He-Man and the Masters of the Universe/YMMV

Everything About Fiction You Never Wanted to Know.


  • Adaptation Displacement: Almost all the canon nowadays comes from the Filmation animated series, instead of the original pack-in mini-comics. Even the mini-comics themselves began adapting their own canon to fit with the cartoon.
  • Alien Scrappy: Many fans have a particularly strong distaste for Orko, but others think he was adorable, including Paul Dini, who draws pictures of the guy in his spare time.
  • Ear Worm: The 80's opening. Man, it's so hammy that it's delightful.
  • Evil-Lyn Is Sexy:
    • Oh yes she is!
    • As well as Keldor, before becoming Skeletor.
  • Fan Yay: The main character is a buff, handsome man running around in little more than a loincloth.
  • Ho Yay:
    • "By the power of G(r)ayskull!"
    • Prince Adam is quiet and unassuming, wears pink, has a secret he can't tell anyone, has only one female friend and is strictly platonic with her, likes cats, and transforms into a tanned body-builder in leather and loin-cloth by waving around a phallic object. Do the math.
    • Characters named Ram-Man and Fisto. Fisto.
    • The fan-video "Fabulous Secret Powers".
    • It doesn't help that Prince Adam in the 2002 series was voiced by the openly gay Cam Clarke.
    • All that manly facial hair...
    • I Love the 80s lampooned this subtext in its review of MOTU, with clips of Prince Adam talking about protecting his "secret" interspersed with suggestively looping footage of Beast-Man grappling He-Man from behind.
    • The New Adventures of He-Man almost seemed to embrace this, by changing He-Man's outfit to be tights and a leather strap across his chest, giving him a ponytail, and having Adam speak with a pronounced lisp. Adam also has what can only be pigtails.
  • Memetic Mutation:
  • Narm: When Skeletor and Beast-Man are flying around turning things to stone, Man-at-arms stands up to them and shouts, 'YOU DON'T SCARE ME!' while firing his blaster at their ship. This is supposed to be dramatic?
  • The Scrappy:
    • Orko. Dear God, Orko.
    • He's much more tolerable in the 2002 series, but then, so is everyone. At least he doesn't doom Eternia on a daily basis.
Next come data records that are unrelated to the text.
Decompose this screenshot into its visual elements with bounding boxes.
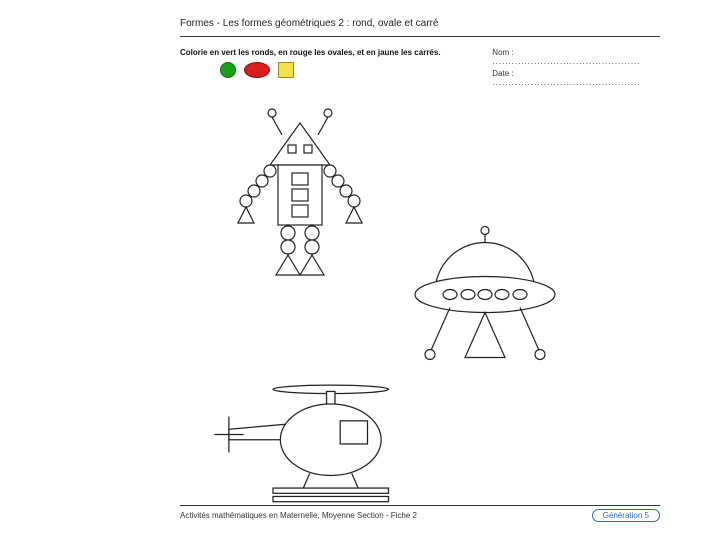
name-line: ........................................… [492,57,640,66]
ufo-figure [395,220,575,370]
footer-badge: Génération 5 [592,509,660,522]
color-legend [220,62,294,78]
legend-circle-icon [220,62,236,78]
legend-oval-icon [244,62,270,78]
name-label: Nom : [492,48,513,57]
title-text: Formes - Les formes géométriques 2 : ron… [180,18,438,29]
page-title: Formes - Les formes géométriques 2 : ron… [180,18,660,37]
date-label: Date : [492,69,513,78]
footer: Activités mathématiques en Maternelle, M… [180,505,660,522]
robot-figure [220,95,380,295]
name-date-box: Nom : ..................................… [492,48,660,90]
helicopter-figure [210,370,420,520]
date-line: ........................................… [492,78,640,87]
legend-square-icon [278,62,294,78]
footer-text: Activités mathématiques en Maternelle, M… [180,511,417,520]
worksheet-page: Formes - Les formes géométriques 2 : ron… [0,0,720,540]
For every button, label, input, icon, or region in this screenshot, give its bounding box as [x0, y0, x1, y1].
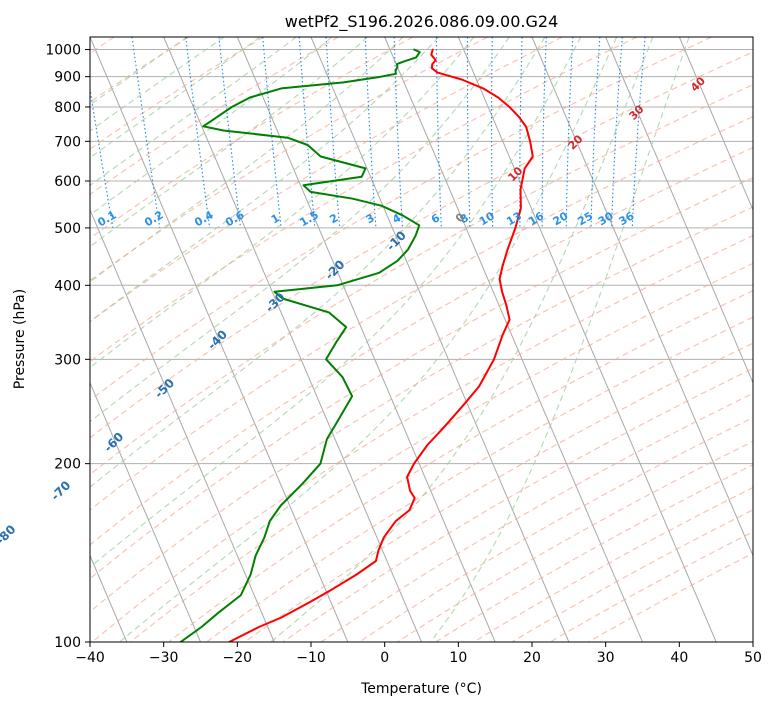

    • In the 80s series, his mistakes were sometimes irritating, but almost never dangerous. The 2002 series, despite being better in many things, was worse in this one. 2002 Orko could have killed somebody with those statues.
    • Blame Man-At-Arms. Orko's statue spell was working just fine until he got yelled at and lost his concentration.
    • There's also the fact that Man-At Arms physically grabbed Orko by the hands, disrupting the spell.
    • To be fair, he's more of a Base Breaker: while some fans see him as The Scrappy, others think he's the cutest thing ever.
  • They Wasted a Perfectly Good Plot: Season 2 of the 2002 series saw the formal introduction of the Snake Men, who were also bent on conquering Eternia. They battled He-Man and the Masters often, but despite being a rival faction, they had no real interaction with Skeletor's Evil Warriors. Their only clash was in "Rise of the Snake Men, Part 1" - a battle some saw as disappointing due to the Snake Men curb stomping the Evil Warriors (who had already been wearied from battle with the Masters). (Reportedly, the unproduced 40th episode would've seen Skeletor leading an offensive against what was left of their ranks.)
  • Unfortunate Implications: The original series and toyline's He-Man emblem was a cross patée resembling the German Iron Cross. A statuesque blue-eyed blonde wearing an Iron Cross and calling himself "Master of the Universe"...WW2 anyone?
    • Especially bad after you watch "Education of Death" by Walt Disney. Why? What's the hair and eye color of the main character?